Smaller learning rate could prevent from loss value becoming NaN in a way when training GAN
Recently, I’ve been training a GAN (Generative Adversarial Net) in MATLAB for my personal research. GAN is a famous network structure, but it’s also very difficult to train in some specific scenarios. During my training process, I found GAN has a possibility to encounter the case that loss values become NaN while training, and without any early signs, like:
For confidential sake, here I just show the change progresses of scores and loss, but actually, the samples generated by Generator become all NaN values correspondingly.
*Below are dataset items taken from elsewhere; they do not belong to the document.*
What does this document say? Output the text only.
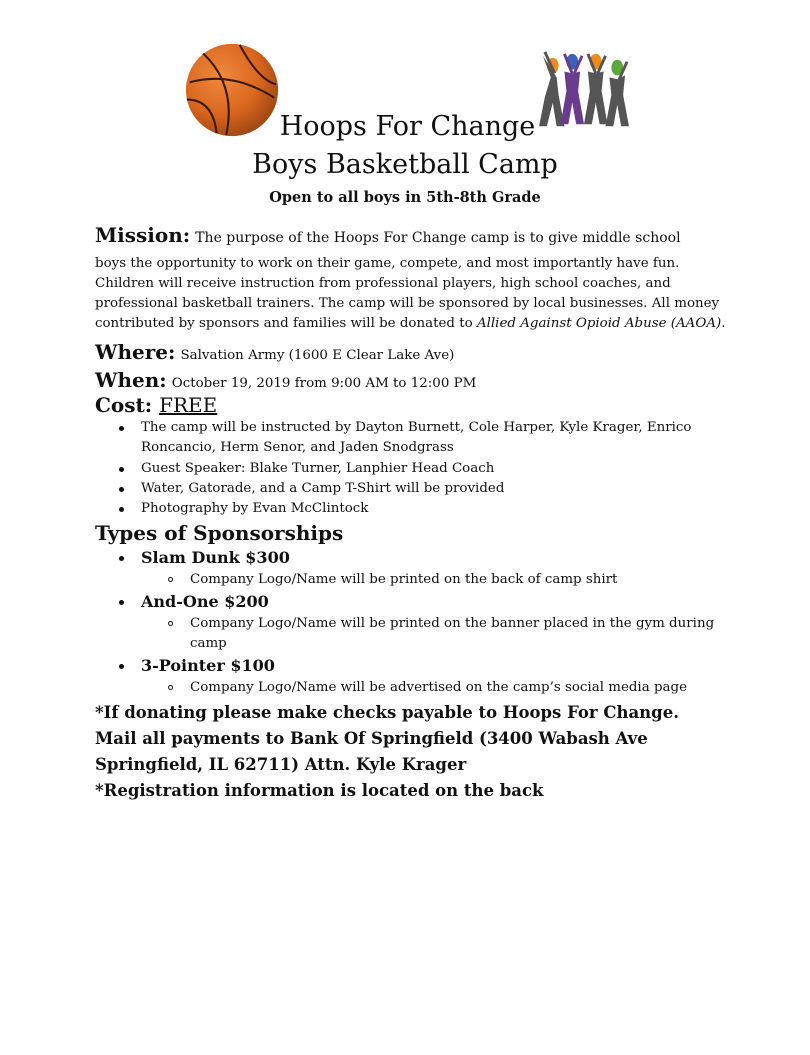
Hoops For Change
Boys Basketball Camp
Open to all boys in 5th-8th Grade
Mission: The purpose of the Hoops For Change camp is to give middle school
boys the opportunity to work on their game, compete, and most importantly have fun. Children will receive instruction from professional players, high school coaches, and professional basketball trainers. The camp will be sponsored by local businesses. All money contributed by sponsors and families will be donated to Allied Against Opioid Abuse (AAOA).
Where: Salvation Army (1600 E Clear Lake Ave)
When: October 19, 2019 from 9:00 AM to 12:00 PM
Cost: FREE
The camp will be instructed by Dayton Burnett, Cole Harper, Kyle Krager, Enrico Roncancio, Herm Senor, and Jaden Snodgrass
Guest Speaker: Blake Turner, Lanphier Head Coach
Water, Gatorade, and a Camp T-Shirt will be provided
Photography by Evan McClintock
Types of Sponsorships
Slam Dunk $300
Company Logo/Name will be printed on the back of camp shirt
And-One $200
Company Logo/Name will be printed on the banner placed in the gym during camp
3-Pointer $100
Company Logo/Name will be advertised on the camp’s social media page
*If donating please make checks payable to Hoops For Change.
Mail all payments to Bank Of Springfield (3400 Wabash Ave
Springfield, IL 62711) Attn. Kyle Krager
*Registration information is located on the back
It can be seen that, either of loss values of Generator and Discriminator doesn’t have a tendency to converge to a extremely small value, nor diverge to Inf. NaN seemingly appears suddenly.
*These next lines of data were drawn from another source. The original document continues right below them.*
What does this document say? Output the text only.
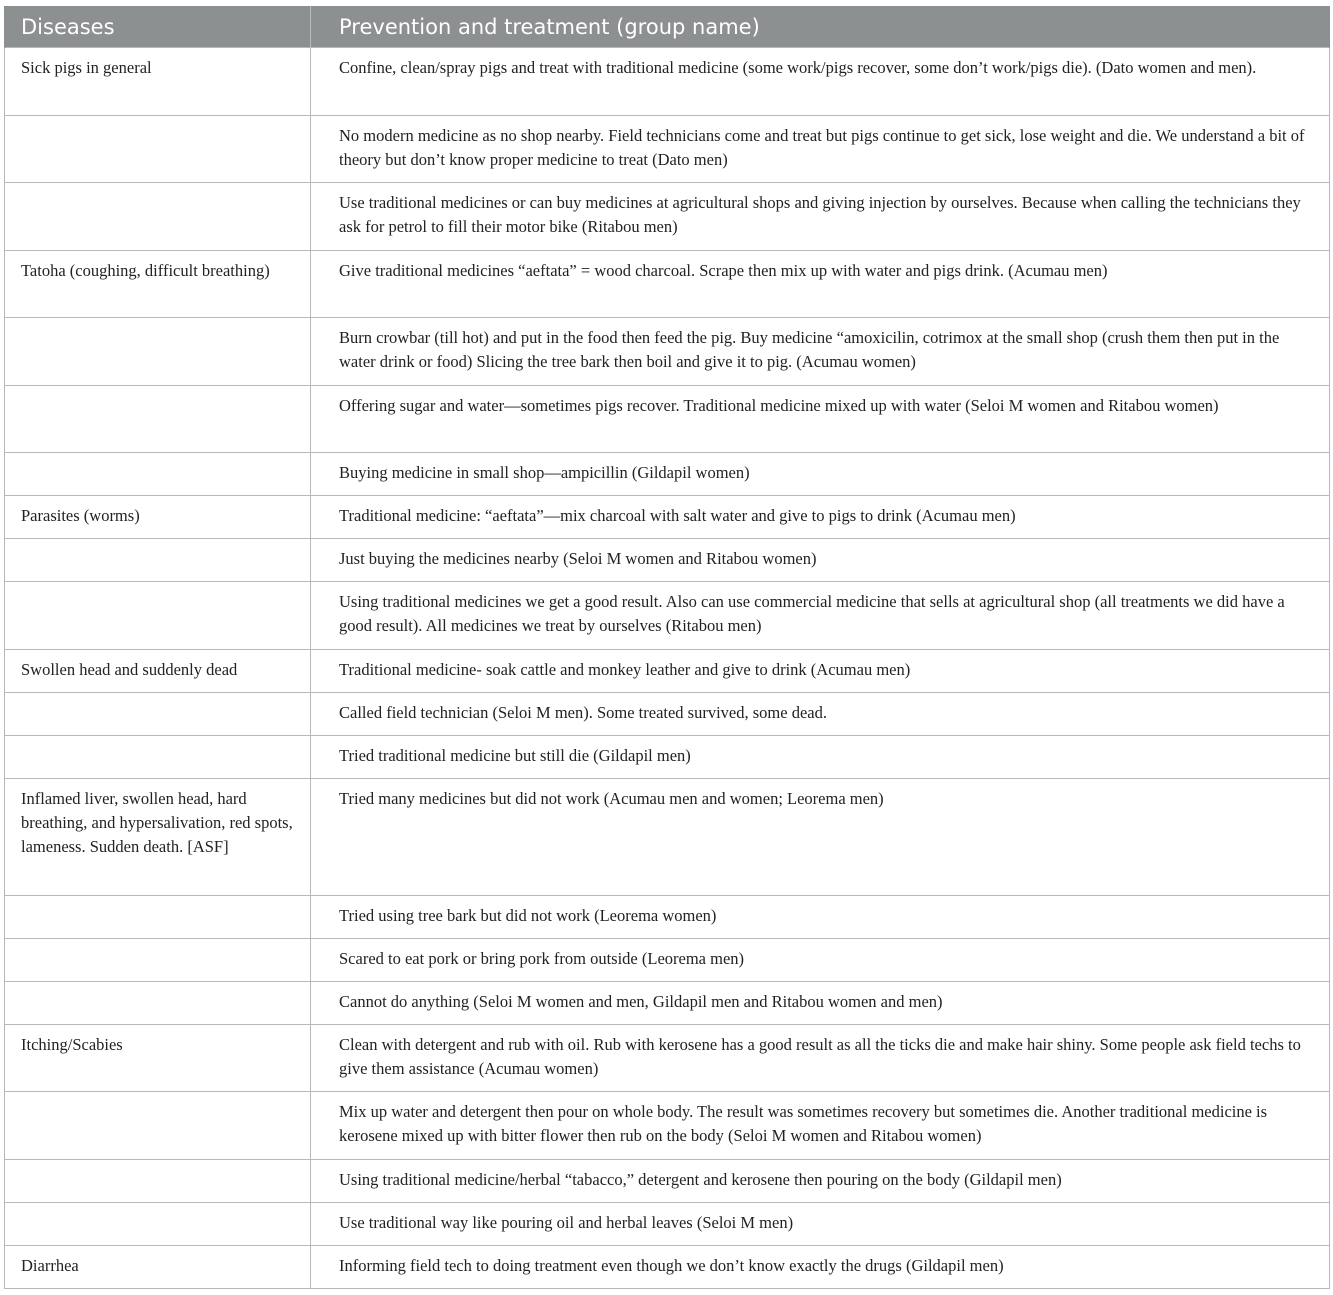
Diseases	Prevention and treatment (group name)
Sick pigs in general	Confine, clean/spray pigs and treat with traditional medicine (some work/pigs recover, some don’t work/pigs die). (Dato women and men).
	No modern medicine as no shop nearby. Field technicians come and treat but pigs continue to get sick, lose weight and die. We understand a bit of theory but don’t know proper medicine to treat (Dato men)
	Use traditional medicines or can buy medicines at agricultural shops and giving injection by ourselves. Because when calling the technicians they ask for petrol to fill their motor bike (Ritabou men)
Tatoha (coughing, difficult breathing)	Give traditional medicines “aeftata” = wood charcoal. Scrape then mix up with water and pigs drink. (Acumau men)
	Burn crowbar (till hot) and put in the food then feed the pig. Buy medicine “amoxicilin, cotrimox at the small shop (crush them then put in the water drink or food) Slicing the tree bark then boil and give it to pig. (Acumau women)
	Offering sugar and water—sometimes pigs recover. Traditional medicine mixed up with water (Seloi M women and Ritabou women)
	Buying medicine in small shop—ampicillin (Gildapil women)
Parasites (worms)	Traditional medicine: “aeftata”—mix charcoal with salt water and give to pigs to drink (Acumau men)
	Just buying the medicines nearby (Seloi M women and Ritabou women)
	Using traditional medicines we get a good result. Also can use commercial medicine that sells at agricultural shop (all treatments we did have a good result). All medicines we treat by ourselves (Ritabou men)
Swollen head and suddenly dead	Traditional medicine- soak cattle and monkey leather and give to drink (Acumau men)
	Called field technician (Seloi M men). Some treated survived, some dead.
	Tried traditional medicine but still die (Gildapil men)
Inflamed liver, swollen head, hard breathing, and hypersalivation, red spots, lameness. Sudden death. [ASF]	Tried many medicines but did not work (Acumau men and women; Leorema men)
	Tried using tree bark but did not work (Leorema women)
	Scared to eat pork or bring pork from outside (Leorema men)
	Cannot do anything (Seloi M women and men, Gildapil men and Ritabou women and men)
Itching/Scabies	Clean with detergent and rub with oil. Rub with kerosene has a good result as all the ticks die and make hair shiny. Some people ask field techs to give them assistance (Acumau women)
	Mix up water and detergent then pour on whole body. The result was sometimes recovery but sometimes die. Another traditional medicine is kerosene mixed up with bitter flower then rub on the body (Seloi M women and Ritabou women)
	Using traditional medicine/herbal “tabacco,” detergent and kerosene then pouring on the body (Gildapil men)
	Use traditional way like pouring oil and herbal leaves (Seloi M men)
Diarrhea	Informing field tech to doing treatment even though we don’t know exactly the drugs (Gildapil men)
Later on, I found learning rate would have an impact on this phenomenon. In the above case, the learning rate is set as 0.0001
, and if I increase it to 0.001
(ten times larger), the loss will become NaN just after 10 iterations:
If I decrease learning rate to 0.00001
(ten times smaller than that in the first case), Generator and Discriminator will approach the equilibrium more after a relatively long training process:
BUT, loss eventually becomes NaN in this case, too. So, a smaller learning rate can help to improve the training process to some extent, but for my case, it can’t completely prevent from loss value becoming NaN. And as can be seen from the above figure, further reducing the learning rate may be helpless, because loss values, especially that of Generator, converge so slowly. There must be other inappropriate settings for this GAN.